Rolling back is simple: click “Rollback” on the release in the App Center UI. This sets the current release as inactive and returns users to the previous one. However, it does not revert the bundle on devices that already installed the rolled-back update – those devices stay on that version until the next update. To force a reversion, you must release a newer update that reverts the code.

Staged rollouts are essential for safety. Start with 1–5% of users, monitor crash reports and analytics, then increase to 25%, 50%, and 100%. If you detect a critical bug, roll back immediately and release a fix. This pattern is standard practice for OTA updates.

Best Practices for Production Use

Testing Updates Thoroughly

Before pushing to production, always release to a Staging environment (or a custom “Beta” deployment) and test on real devices. CodePush supports deployment key swapping in-app, but the easiest way is to use separate builds: debug builds use Staging, release builds use Production. You can also use the appcenter codepush promote command to promote a Staging release to Production after verification.

Bundle Versioning and Semantic Versioning

Use --target-binary-version to scope updates to specific native versions. When you release a new version of your app (through app stores), bump the native version (e.g., 1.0.0 to 1.1.0). Then stop releasing OTA updates that target the old version. This prevents users on old native code from receiving incompatible OTA patches.

Bundle Size and Performance

The release-react command already optimizes the bundle, but consider using --sourcemap-output to debug errors. Keep the bundle size under a few megabytes for quick downloads on slow networks. Use --output-dir to inspect the generated bundle and assets. Remove unnecessary libraries from the bundle if you only update JS code.

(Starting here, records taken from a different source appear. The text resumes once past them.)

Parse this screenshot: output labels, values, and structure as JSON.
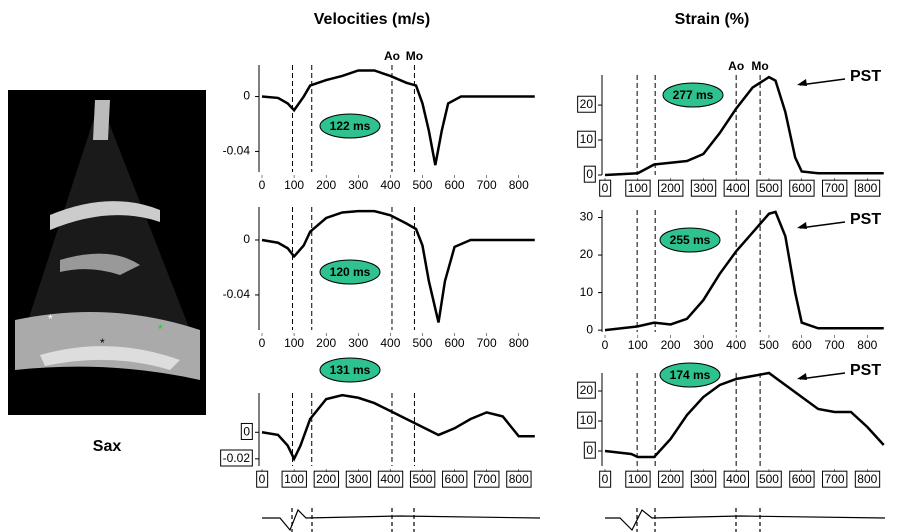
{
  "image_label": "Sax",
  "chart_data": [
    {
      "type": "line",
      "title": "Velocities (m/s)",
      "x": [
        0,
        50,
        80,
        100,
        130,
        150,
        200,
        250,
        300,
        350,
        400,
        450,
        480,
        500,
        520,
        540,
        560,
        580,
        620,
        700,
        800,
        850
      ],
      "series": [
        {
          "color": "#000000",
          "values": [
            0,
            -0.001,
            -0.005,
            -0.01,
            0,
            0.008,
            0.012,
            0.015,
            0.019,
            0.019,
            0.015,
            0.01,
            0.008,
            -0.005,
            -0.025,
            -0.05,
            -0.025,
            -0.005,
            0,
            0,
            0,
            0
          ]
        }
      ],
      "xlim": [
        0,
        860
      ],
      "ylim": [
        -0.055,
        0.023
      ],
      "xticks": [
        0,
        100,
        200,
        300,
        400,
        500,
        600,
        700,
        800
      ],
      "yticks": [
        0,
        -0.04
      ],
      "tick_boxes": false,
      "vlines": [
        95,
        155,
        405,
        475
      ],
      "vline_labels": [
        null,
        null,
        "Ao",
        "Mo"
      ],
      "duration_label": "122 ms"
    },
    {
      "type": "line",
      "x": [
        0,
        50,
        80,
        100,
        130,
        150,
        200,
        250,
        300,
        350,
        400,
        450,
        480,
        500,
        520,
        550,
        570,
        600,
        650,
        700,
        800,
        850
      ],
      "series": [
        {
          "color": "#000000",
          "values": [
            0,
            -0.002,
            -0.006,
            -0.012,
            -0.004,
            0.006,
            0.016,
            0.02,
            0.021,
            0.021,
            0.018,
            0.012,
            0.008,
            -0.004,
            -0.03,
            -0.06,
            -0.03,
            -0.005,
            0,
            0,
            0,
            0
          ]
        }
      ],
      "xlim": [
        0,
        860
      ],
      "ylim": [
        -0.0655,
        0.024
      ],
      "xticks": [
        0,
        100,
        200,
        300,
        400,
        500,
        600,
        700,
        800
      ],
      "yticks": [
        0,
        -0.04
      ],
      "tick_boxes": false,
      "vlines": [
        95,
        155,
        405,
        475
      ],
      "duration_label": "120 ms"
    },
    {
      "type": "line",
      "x": [
        0,
        50,
        80,
        100,
        120,
        150,
        200,
        250,
        300,
        350,
        400,
        450,
        500,
        550,
        600,
        650,
        700,
        750,
        800,
        850
      ],
      "series": [
        {
          "color": "#000000",
          "values": [
            0,
            -0.002,
            -0.01,
            -0.02,
            -0.01,
            0.01,
            0.025,
            0.028,
            0.026,
            0.022,
            0.016,
            0.01,
            0.004,
            -0.002,
            0.003,
            0.01,
            0.015,
            0.012,
            -0.003,
            -0.003
          ]
        }
      ],
      "xlim": [
        0,
        860
      ],
      "ylim": [
        -0.0254,
        0.0296
      ],
      "xticks": [
        0,
        100,
        200,
        300,
        400,
        500,
        600,
        700,
        800
      ],
      "yticks": [
        0,
        -0.02
      ],
      "tick_boxes": true,
      "vlines": [
        95,
        155,
        405,
        475
      ],
      "duration_label": "131 ms"
    },
    {
      "type": "line",
      "title": "Strain (%)",
      "x": [
        0,
        100,
        150,
        200,
        250,
        300,
        350,
        400,
        450,
        500,
        520,
        550,
        580,
        600,
        650,
        850
      ],
      "series": [
        {
          "color": "#000000",
          "values": [
            0,
            0.5,
            3,
            3.5,
            4,
            6,
            12,
            19,
            25,
            28,
            27,
            18,
            5,
            1,
            0.5,
            0.5
          ]
        }
      ],
      "xlim": [
        0,
        860
      ],
      "ylim": [
        0,
        28.6
      ],
      "xticks": [
        0,
        100,
        200,
        300,
        400,
        500,
        600,
        700,
        800
      ],
      "yticks": [
        0,
        10,
        20
      ],
      "tick_boxes": true,
      "vlines": [
        98,
        153,
        400,
        473
      ],
      "vline_labels": [
        null,
        null,
        "Ao",
        "Mo"
      ],
      "duration_label": "277 ms",
      "callout": "PST"
    },
    {
      "type": "line",
      "x": [
        0,
        100,
        150,
        200,
        250,
        300,
        350,
        400,
        450,
        500,
        520,
        550,
        580,
        600,
        650,
        850
      ],
      "series": [
        {
          "color": "#000000",
          "values": [
            0,
            1,
            2,
            1.5,
            3,
            8,
            15,
            21,
            26,
            31,
            31.5,
            25,
            10,
            2,
            0.5,
            0.5
          ]
        }
      ],
      "xlim": [
        0,
        860
      ],
      "ylim": [
        -0.5,
        32
      ],
      "xticks": [
        0,
        100,
        200,
        300,
        400,
        500,
        600,
        700,
        800
      ],
      "yticks": [
        0,
        10,
        20,
        30
      ],
      "tick_boxes": false,
      "vlines": [
        98,
        153,
        400,
        473
      ],
      "duration_label": "255 ms",
      "callout": "PST"
    },
    {
      "type": "line",
      "x": [
        0,
        80,
        100,
        150,
        200,
        250,
        300,
        350,
        400,
        450,
        500,
        550,
        600,
        650,
        700,
        750,
        800,
        850
      ],
      "series": [
        {
          "color": "#000000",
          "values": [
            0,
            -1,
            -2,
            -2,
            4,
            12,
            18,
            22,
            24,
            25,
            26,
            22,
            18,
            14,
            13,
            13,
            8,
            2
          ]
        }
      ],
      "xlim": [
        0,
        860
      ],
      "ylim": [
        -5,
        26
      ],
      "xticks": [
        0,
        100,
        200,
        300,
        400,
        500,
        600,
        700,
        800
      ],
      "yticks": [
        0,
        10,
        20
      ],
      "tick_boxes": true,
      "vlines": [
        98,
        153,
        400,
        473
      ],
      "duration_label": "174 ms",
      "callout": "PST"
    }
  ]
}
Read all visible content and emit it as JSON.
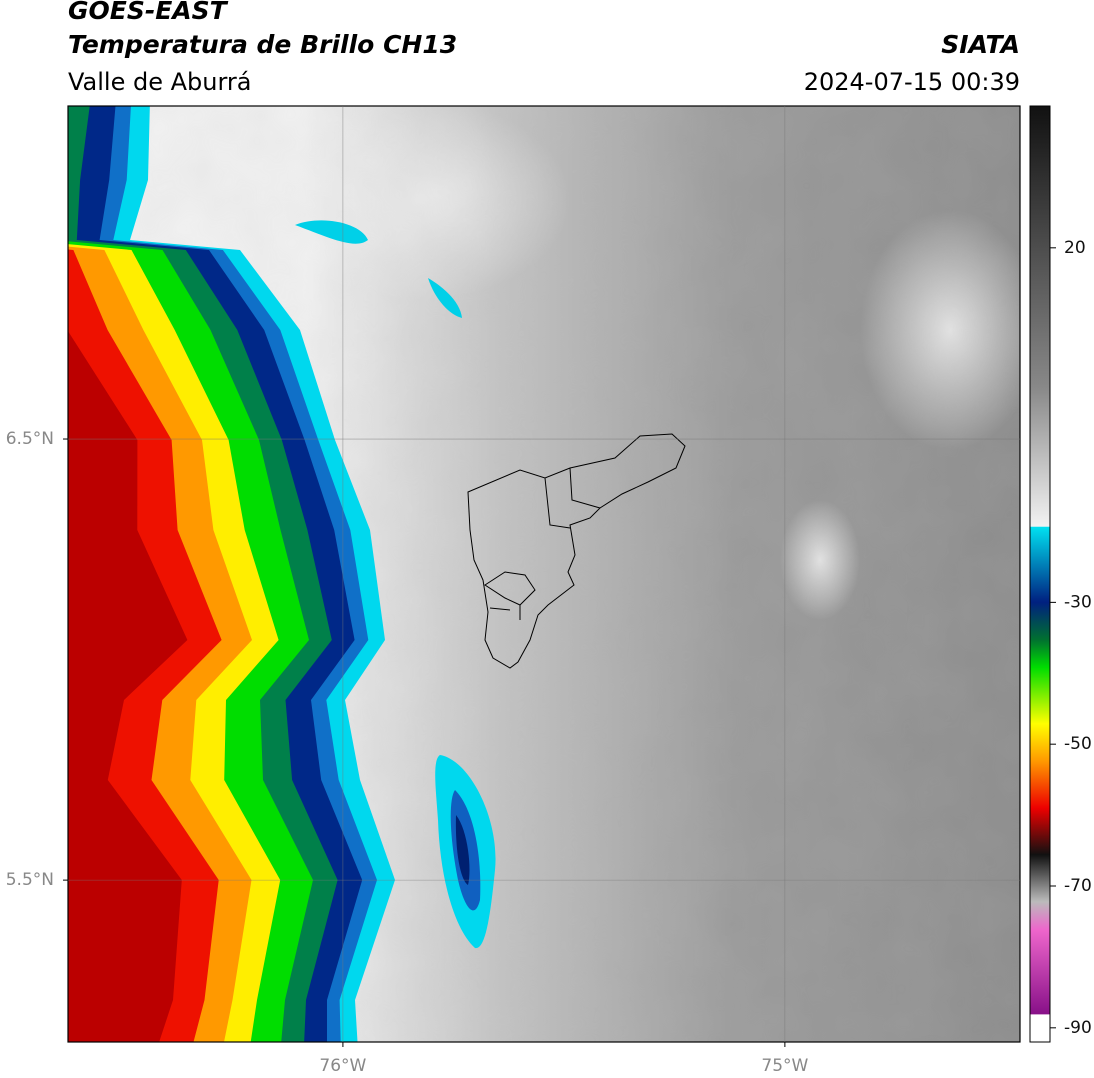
{
  "header": {
    "title": "GOES-EAST",
    "subtitle": "Temperatura de Brillo CH13",
    "region": "Valle de Aburrá",
    "source": "SIATA",
    "timestamp": "2024-07-15 00:39"
  },
  "map": {
    "xlim": [
      -76.622,
      -74.468
    ],
    "ylim": [
      5.133,
      7.255
    ],
    "xticks": [
      {
        "value": -76,
        "label": "76°W"
      },
      {
        "value": -75,
        "label": "75°W"
      }
    ],
    "yticks": [
      {
        "value": 6.5,
        "label": "6.5°N"
      },
      {
        "value": 5.5,
        "label": "5.5°N"
      }
    ],
    "grid": true
  },
  "colorbar": {
    "lim": [
      -92,
      40
    ],
    "ticks": [
      20,
      -30,
      -50,
      -70,
      -90
    ]
  }
}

User Experience and Notifications

CodePush downloads in the background silently by default. You can customize the experience with updateDialog:

export default codePush({
  updateDialog: {
    title: “Update available”,
    optionalUpdateMessage: “An update is ready. Install?”,
    mandatoryContinueButtonLabel: “Update now”
  }
})(App);

Use this sparingly; mandatory updates should be rare. For non-critical updates, let the install happen on next resume to avoid interrupting the user.

Security Considerations

CodePush uses HTTPS and signs the updates. However, deployment keys are considered secrets. Do not commit hardcoded keys to public repositories. Use environment variables, build-time injection, or a secrets manager. Also, consider restricting App Center access to your team and using service principals instead of personal accounts for CI/CD.

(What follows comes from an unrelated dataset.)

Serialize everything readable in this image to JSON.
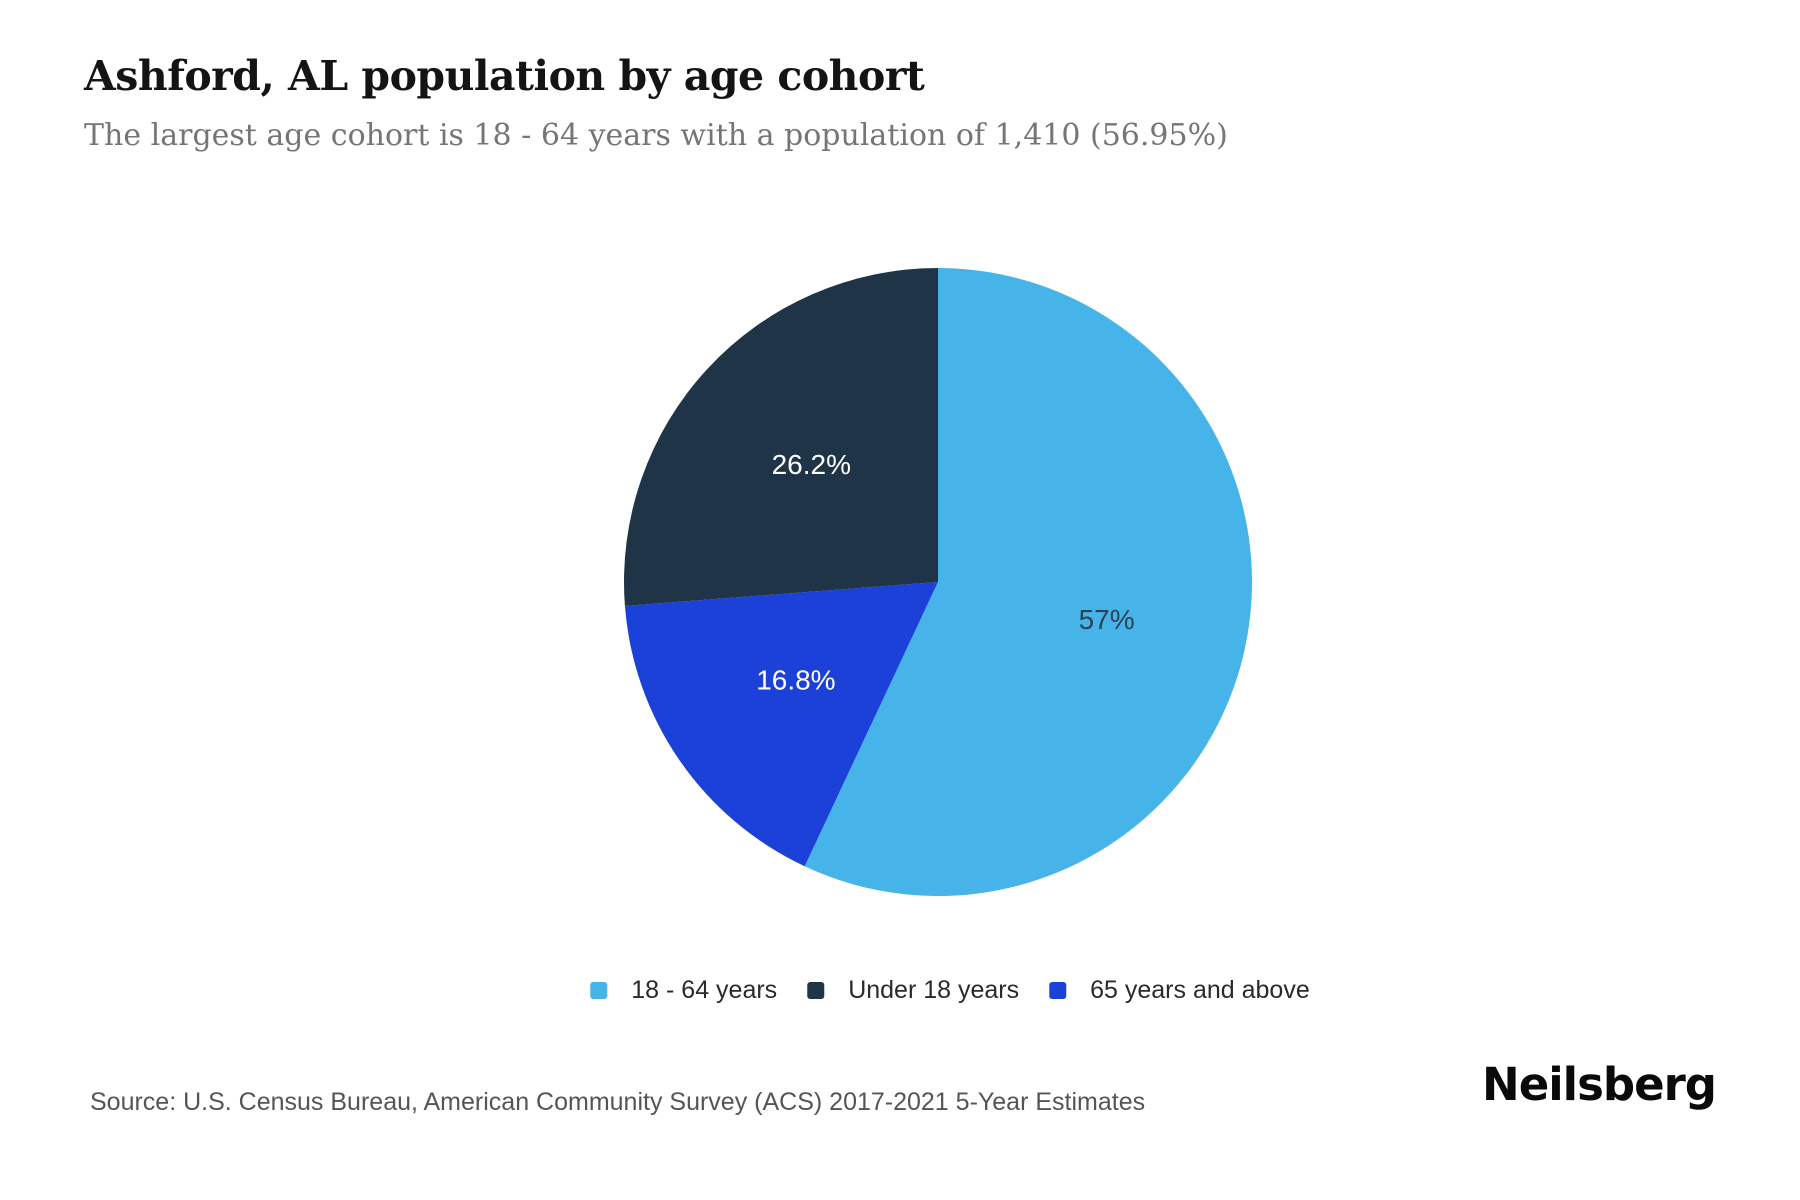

Alternatives and Comparison

While CodePush is battle-tested, it is not the only OTA solution for React Native. Two notable alternatives have emerged:

  • Expo Updates (formerly Expo Releases): Built into the Expo ecosystem. If you use managed Expo workflow, this is simpler and integrates with EAS Build. It supports over-the-air JS updates and asset updates. However, it requires Expo SDK.
  • CodePush (Microsoft) remains the most flexible option for bare React Native projects that do not use Expo. It works with Android, iOS, and even Windows/macOS targets.
  • Self-hosted OTA: For teams that need full control, you can host your own update server using the open-source code-push-server. This avoids App Center dependency but adds operational overhead.

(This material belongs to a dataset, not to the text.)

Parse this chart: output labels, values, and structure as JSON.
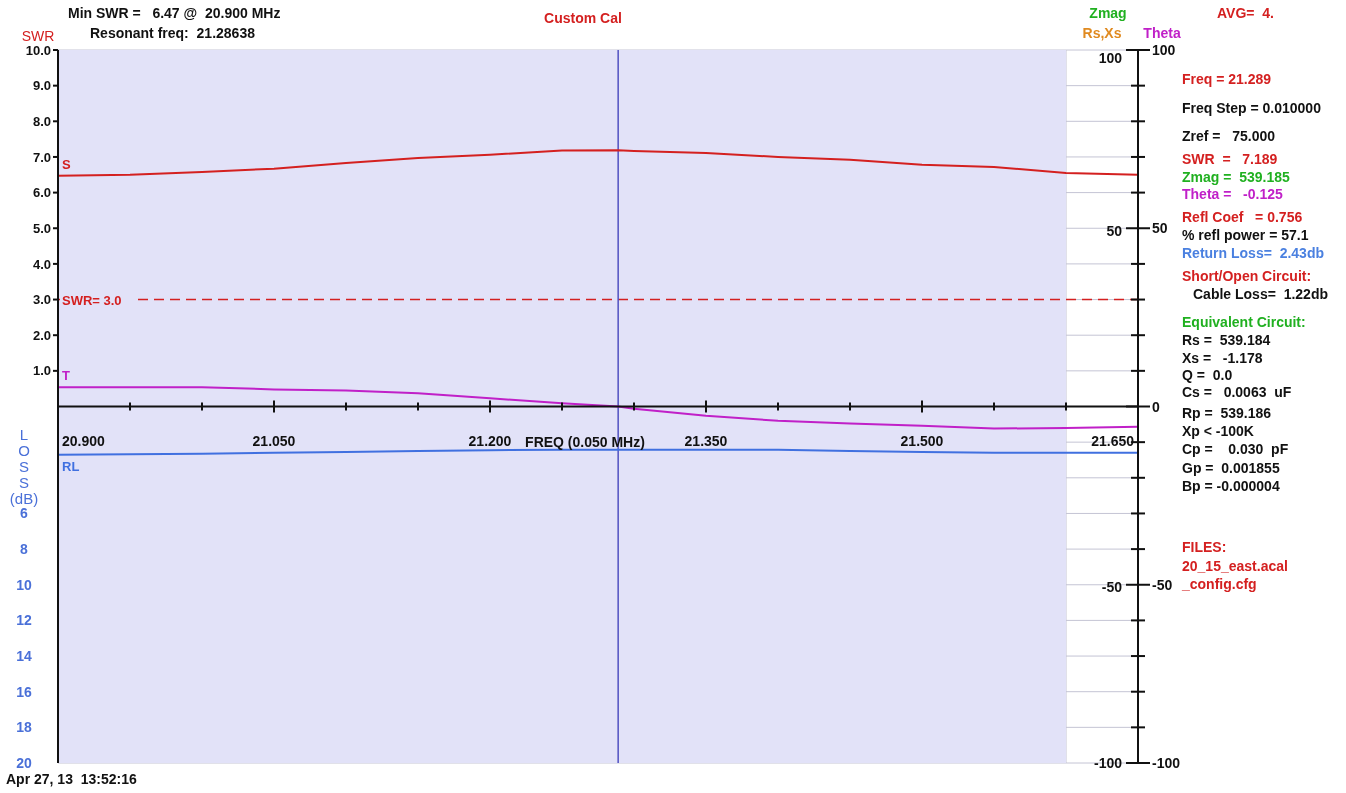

Choosing between them depends on your project setup. If you are committed to bare React Native without Expo, CodePush is the most mature option. If you use Expo, EAS Update is the recommended path.

Conclusion

CodePush enables React Native developers to deliver hot fixes and new features without waiting for app store approval, drastically shortening the feedback loop. By following the setup, configuration, and release management steps outlined here, you can integrate CodePush into your CI/CD pipeline and push updates confidently. Always test on a Staging deployment, use staged rollouts, and apply mandatory updates only when absolutely necessary. With these practices, your users will experience faster improvements and fewer critical bugs.